Each footnote number in the main text is now a link to the footnote at the end of the document1. (Actually, I suppose that makes them endnotes, but in a single-page format (such as the web), the difference is tiny2.) Each footnote contains an arrow, ↩, which links back to the place in the article where the footnote came from.5

At least in theory it's an arrow. The arrow isn't a picture; it's actually a Unicode symbol (number ↩, to be exact). I'll write an article some time on what that means, but for now just think of Unicode as a way to describe characters that are more complicated than your run-of-the-mill "a" or "$". Most importantly, it allows for the characters necessary for non-English languages (e.g., Cyrillic characters, or those characters found in any number of Asian languages). However, it also provides all sorts of other cool stuff, ranging from musical notes to math symbols6. Now, this is all well and good assuming that your web browser is smart enough to display Unicode characters. If it's not, the arrow may appear as a box (which is the generic "I don't know how to display this character" character). That shouldn't happen on the Mac, nor with Firefox on either Windows or Linux. It may, however, occur with some versions of Internet Explorer on some versions of Windows. If you're using IE, might I use this opportunity to suggest trying out Firefox, a third-party web browser that is far more secure (and capable) than IE.

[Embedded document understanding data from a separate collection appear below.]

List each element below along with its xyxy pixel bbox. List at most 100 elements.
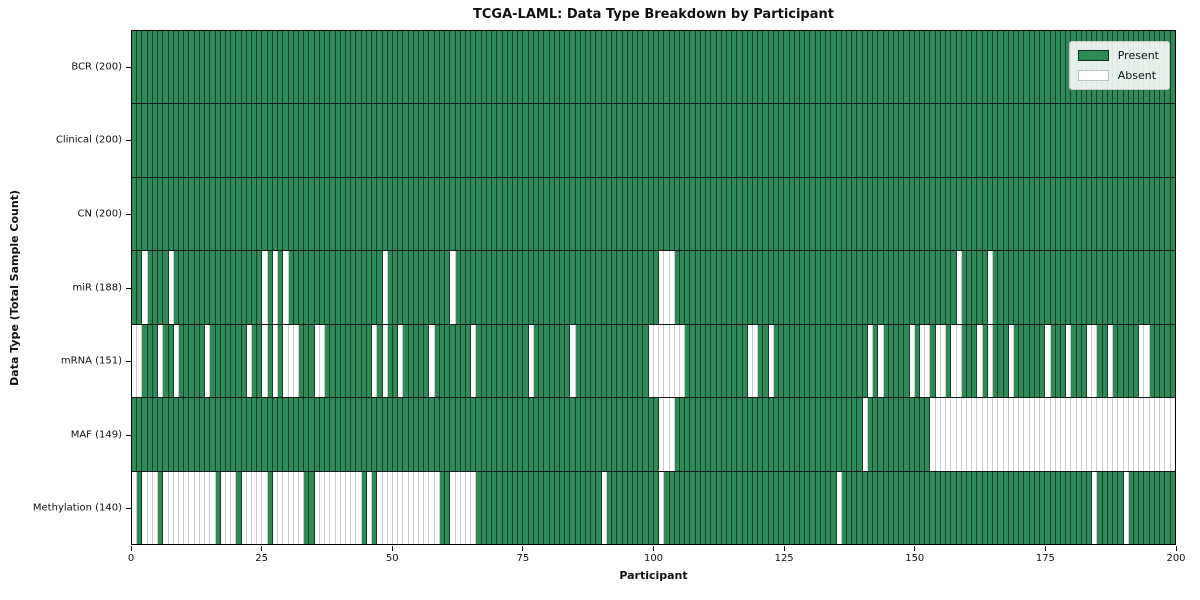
heatmap-cell: [205, 177, 211, 251]
heatmap-cell: [257, 251, 263, 324]
heatmap-cell: [690, 398, 696, 471]
heatmap-cell: [893, 31, 900, 104]
heatmap-cell: [492, 251, 498, 324]
heatmap-cell: [946, 324, 952, 398]
heatmap-cell: [356, 324, 362, 398]
heatmap-cell: [147, 471, 153, 544]
heatmap-cell: [1034, 104, 1041, 177]
heatmap-cell: [846, 31, 853, 104]
heatmap-cell: [669, 324, 675, 398]
heatmap-cell: [930, 398, 936, 471]
heatmap-cell: [392, 471, 399, 544]
heatmap-cell: [241, 398, 247, 471]
heatmap-cell: [1113, 324, 1119, 398]
heatmap-cell: [1066, 398, 1072, 471]
heatmap-cell: [445, 104, 451, 177]
heatmap-cell: [1003, 471, 1009, 544]
heatmap-cell: [408, 104, 414, 177]
heatmap-cell: [387, 471, 393, 544]
heatmap-cell: [800, 471, 806, 544]
heatmap-cell: [262, 104, 268, 177]
heatmap-cell: [565, 31, 571, 104]
heatmap-cell: [257, 104, 263, 177]
y-tick-mark: [126, 213, 131, 215]
heatmap-cell: [1045, 177, 1051, 251]
heatmap-cell: [1045, 324, 1051, 398]
heatmap-cell: [998, 31, 1004, 104]
heatmap-cell: [178, 104, 185, 177]
heatmap-cell: [993, 324, 999, 398]
heatmap-row-mrna: [132, 324, 1175, 399]
heatmap-cell: [648, 251, 654, 324]
heatmap-cell: [664, 471, 670, 544]
heatmap-cell: [768, 251, 774, 324]
heatmap-cell: [445, 471, 451, 544]
heatmap-cell: [299, 398, 305, 471]
heatmap-cell: [158, 31, 164, 104]
heatmap-cell: [570, 31, 576, 104]
heatmap-cell: [455, 31, 461, 104]
heatmap-cell: [267, 31, 273, 104]
heatmap-cell: [1097, 398, 1103, 471]
heatmap-cell: [1118, 398, 1124, 471]
heatmap-cell: [580, 104, 587, 177]
heatmap-cell: [330, 104, 336, 177]
heatmap-cell: [878, 398, 884, 471]
heatmap-cell: [1097, 471, 1103, 544]
heatmap-cell: [246, 104, 253, 177]
heatmap-cell: [773, 177, 780, 251]
heatmap-cell: [726, 251, 733, 324]
heatmap-cell: [210, 398, 216, 471]
heatmap-cell: [831, 471, 837, 544]
heatmap-cell: [492, 324, 498, 398]
heatmap-cell: [486, 31, 493, 104]
heatmap-cell: [826, 31, 832, 104]
heatmap-cell: [779, 31, 785, 104]
heatmap-cell: [893, 251, 900, 324]
y-tick-mark: [126, 434, 131, 436]
heatmap-cell: [773, 31, 780, 104]
heatmap-cell: [982, 471, 988, 544]
heatmap-cell: [168, 398, 174, 471]
heatmap-cell: [601, 398, 607, 471]
y-tick-label-clinical: Clinical (200): [55, 134, 122, 146]
heatmap-cell: [178, 471, 185, 544]
heatmap-cell: [982, 251, 988, 324]
heatmap-cell: [241, 471, 247, 544]
heatmap-cell: [685, 398, 691, 471]
heatmap-cell: [413, 31, 420, 104]
heatmap-cell: [492, 31, 498, 104]
heatmap-cell: [1024, 324, 1030, 398]
heatmap-cell: [434, 324, 440, 398]
heatmap-cell: [1165, 324, 1171, 398]
heatmap-cell: [836, 31, 842, 104]
heatmap-cell: [956, 471, 962, 544]
heatmap-cell: [967, 31, 973, 104]
heatmap-cell: [664, 324, 670, 398]
heatmap-cell: [747, 251, 754, 324]
heatmap-cell: [1029, 398, 1035, 471]
heatmap-cell: [737, 251, 743, 324]
heatmap-cell: [653, 251, 660, 324]
heatmap-cell: [1102, 398, 1108, 471]
heatmap-cell: [163, 398, 169, 471]
heatmap-cell: [920, 104, 926, 177]
heatmap-cell: [1040, 31, 1046, 104]
heatmap-cell: [742, 398, 748, 471]
heatmap-cell: [862, 251, 868, 324]
heatmap-cell: [330, 324, 336, 398]
heatmap-cell: [215, 104, 221, 177]
heatmap-cell: [554, 471, 560, 544]
heatmap-cell: [1019, 324, 1025, 398]
heatmap-cell: [721, 398, 727, 471]
heatmap-cell: [262, 251, 268, 324]
heatmap-cell: [586, 104, 592, 177]
heatmap-cell: [497, 104, 503, 177]
heatmap-cell: [695, 104, 701, 177]
legend-swatch-absent-icon: [1077, 70, 1109, 81]
heatmap-cell: [408, 324, 414, 398]
heatmap-cell: [1050, 177, 1056, 251]
heatmap-cell: [502, 251, 508, 324]
heatmap-cell: [1087, 398, 1093, 471]
heatmap-cell: [591, 471, 597, 544]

Anyway, this style of footnote is directly based on that of Daring Fireball. A discussion of these footnotes can be found in this article.

On a related note, I've started to use Markdown to prepare the text of this blog. It's a system that makes it easier to write the text of an article while still allowing easy access to features necessary for web publishing (like links). If you like using a text editor (as opposed to something like a Word Processor), it's worth a look. I've also hacked together a small script to expedite footnote processing, since Markdown does not provide "native" footnote support. This omission is particularly odd given that Markdown is written by John Gruber of Daring Fireball fame, whose footnote style is the direct inspiration for my script. When I get the code cleaned up a bit, I'll send it along to John.




  1. See, like this. 
  2. And blurry, just like the inside of a cataract3
  3. Episode 2F08 Fear of Flying 4
  4. Yes, this quote is a bit of a stretch. But you try working a Simpsons reference into a post about footnotes! 
  5. See, like this. 
  6. In fact, Unicode provides the capability to encode pretty well an infinite number of different characters, so we should be ok even if humanity invents a couple of hundred new languages.